The National Galleries runs the Scottish National Gallery, the Scottish National Portrait Gallery and the Scottish National Gallery of Modern Art, which attracted more than 2.5 million visitors a year before the pandemic.
However, Sir John said his organisation was facing a funding challenge “the like of which I have never before witnessed or, indeed, imagined”.
He said his priority for next year and beyond was “how we protect the collection, keep the lights on and doors open – and that is it”.
The National Galleries is one of several arts organisations to issue dire warnings about the future to Parliament.
Sir John told Holyrood’s culture committee: “Already, before the events of recent months, we were looking at a pretty substantial deficit in our budget for next year, widening in the years beyond that.
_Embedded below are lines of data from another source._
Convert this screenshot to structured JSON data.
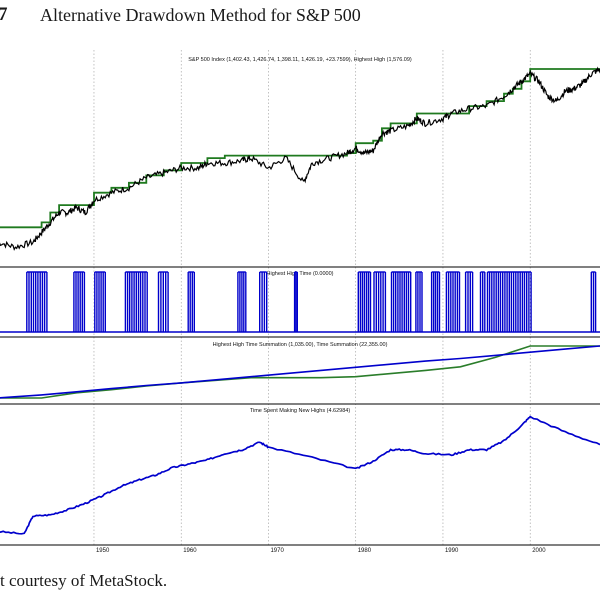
{
  "figure": {
    "number": "7",
    "title": "Alternative Drawdown Method for S&P 500",
    "credit": "t courtesy of MetaStock."
  },
  "colors": {
    "price": "#000000",
    "highest_high": "#1f7a1f",
    "indicator_blue": "#0000cc",
    "summation_green": "#2a7d2a",
    "grid": "#9a9a9a",
    "frame": "#000000"
  },
  "chart_data": [
    {
      "type": "line",
      "panel": "price",
      "title": "S&P 500 Index  (1,402.43, 1,426.74, 1,398.11, 1,426.19, +23.7599), Highest High (1,576.09)",
      "xlabel": "",
      "ylabel": "",
      "x": [
        1939,
        1941,
        1943,
        1944,
        1945,
        1946,
        1947,
        1948,
        1949,
        1950,
        1952,
        1954,
        1956,
        1958,
        1960,
        1962,
        1963,
        1965,
        1967,
        1968,
        1970,
        1972,
        1974,
        1975,
        1977,
        1979,
        1980,
        1981,
        1982,
        1983,
        1984,
        1986,
        1987,
        1988,
        1990,
        1991,
        1993,
        1995,
        1997,
        1998,
        1999,
        2000,
        2001,
        2002,
        2003,
        2004,
        2005,
        2006,
        2007,
        2008
      ],
      "series": [
        {
          "values": [
            0.38,
            0.36,
            0.38,
            0.42,
            0.46,
            0.5,
            0.5,
            0.52,
            0.5,
            0.55,
            0.58,
            0.6,
            0.64,
            0.66,
            0.68,
            0.68,
            0.7,
            0.7,
            0.71,
            0.72,
            0.68,
            0.72,
            0.62,
            0.7,
            0.72,
            0.74,
            0.76,
            0.74,
            0.75,
            0.82,
            0.83,
            0.85,
            0.88,
            0.86,
            0.88,
            0.9,
            0.92,
            0.93,
            0.97,
            1.0,
            1.03,
            1.06,
            1.03,
            0.97,
            0.95,
            0.99,
            1.0,
            1.02,
            1.06,
            1.08
          ]
        },
        {
          "name": "Highest High",
          "values": [
            0.44,
            0.44,
            0.44,
            0.46,
            0.5,
            0.53,
            0.53,
            0.53,
            0.53,
            0.58,
            0.6,
            0.62,
            0.65,
            0.67,
            0.7,
            0.7,
            0.72,
            0.73,
            0.73,
            0.73,
            0.73,
            0.73,
            0.73,
            0.73,
            0.73,
            0.74,
            0.78,
            0.78,
            0.79,
            0.84,
            0.86,
            0.86,
            0.9,
            0.9,
            0.9,
            0.9,
            0.93,
            0.95,
            0.98,
            1.0,
            1.03,
            1.08,
            1.08,
            1.08,
            1.08,
            1.08,
            1.08,
            1.08,
            1.08,
            1.08
          ]
        }
      ]
    },
    {
      "type": "bar",
      "panel": "highest-high-time",
      "title": "Highest High Time (0.0000)",
      "ylim": [
        0,
        1
      ],
      "on_periods": [
        [
          1942.3,
          1944.6
        ],
        [
          1947.7,
          1948.9
        ],
        [
          1950.1,
          1951.3
        ],
        [
          1953.6,
          1956.1
        ],
        [
          1957.4,
          1958.5
        ],
        [
          1960.8,
          1961.5
        ],
        [
          1966.5,
          1967.4
        ],
        [
          1969.0,
          1969.8
        ],
        [
          1973.0,
          1973.3
        ],
        [
          1980.3,
          1981.7
        ],
        [
          1982.1,
          1983.4
        ],
        [
          1984.1,
          1986.3
        ],
        [
          1986.9,
          1987.6
        ],
        [
          1988.7,
          1989.6
        ],
        [
          1990.4,
          1991.9
        ],
        [
          1992.6,
          1993.4
        ],
        [
          1994.3,
          1994.8
        ],
        [
          1995.1,
          2000.1
        ],
        [
          2007.0,
          2007.5
        ]
      ]
    },
    {
      "type": "line",
      "panel": "summation",
      "title": "Highest High Time Summation (1,035.00), Time Summation (22,355.00)",
      "x": [
        1939,
        1944,
        1948,
        1952,
        1956,
        1960,
        1964,
        1968,
        1972,
        1976,
        1980,
        1984,
        1988,
        1992,
        1996,
        2000,
        2004,
        2008
      ],
      "series": [
        {
          "name": "Highest High Time Summation",
          "values": [
            0.0,
            0.0,
            0.1,
            0.16,
            0.23,
            0.29,
            0.34,
            0.39,
            0.39,
            0.39,
            0.41,
            0.47,
            0.53,
            0.6,
            0.78,
            1.0,
            1.0,
            1.0
          ]
        },
        {
          "name": "Time Summation",
          "values": [
            0.0,
            0.06,
            0.12,
            0.18,
            0.24,
            0.29,
            0.35,
            0.41,
            0.47,
            0.53,
            0.59,
            0.65,
            0.71,
            0.76,
            0.82,
            0.88,
            0.94,
            1.0
          ]
        }
      ]
    },
    {
      "type": "line",
      "panel": "time-new-highs",
      "title": "Time Spent Making New Highs (4.62984)",
      "x": [
        1939,
        1942,
        1943,
        1945,
        1947,
        1949,
        1951,
        1953,
        1955,
        1957,
        1959,
        1961,
        1963,
        1965,
        1967,
        1969,
        1970,
        1975,
        1980,
        1982,
        1984,
        1986,
        1988,
        1991,
        1993,
        1995,
        1997,
        1999,
        2000,
        2004,
        2008
      ],
      "series": [
        {
          "name": "Time Spent Making New Highs",
          "values": [
            0.0,
            -0.02,
            0.12,
            0.13,
            0.17,
            0.22,
            0.28,
            0.35,
            0.4,
            0.44,
            0.5,
            0.53,
            0.56,
            0.61,
            0.64,
            0.7,
            0.66,
            0.58,
            0.49,
            0.55,
            0.64,
            0.64,
            0.61,
            0.6,
            0.64,
            0.64,
            0.71,
            0.83,
            0.9,
            0.78,
            0.68
          ]
        }
      ]
    }
  ],
  "x_axis": {
    "ticks": [
      1950,
      1960,
      1970,
      1980,
      1990,
      2000
    ],
    "tick_labels": [
      "1950",
      "1960",
      "1970",
      "1980",
      "1990",
      "2000"
    ],
    "range": [
      1939,
      2008
    ]
  }
}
“When you layer in the lingering impact of the pandemic and when you layer in the dramatic inflationary costs that we are seeing at the moment – the pressure to try to keep paying a fair wage to our staff and, particularly in our sector, the rising energy costs, which for my organisation are predicted to at least double next year from a six-figure sum to a seven-figure sum – you are talking about a crisis that feels more serious and more difficult to deal with than the pandemic itself.”
Sir John said funding support had “never recovered” from the impact of the 2008 financial crash.
He said: “We have reached a point now where 92 per cent of our grant-in-aid goes to the salary bill.
“All the other things that make a difference, whether it is displays, exhibitions, learning, education programmes – you name it – are now covered by earned income.
“The model broke during the pandemic, of course. That income shrivelled and we are now in a period where it has not yet recovered.
“With the two key parts of the funding – government subsidy and the self-generated income – under pressure, we face a crisis that will, in our case, lead to a severely reduced offer, with national and international programmes reduced, different patterns of opening hours and partial closure of sites.
“In short, we will have an offer that falls severely short of what you would expect from a national cultural organisation."
Sir John added: “Certainly, we are modelling different forms of opening hours – for instance, closing a couple of days a week at certain sites, perhaps having a partial closure of a site or closing one site for extended periods.”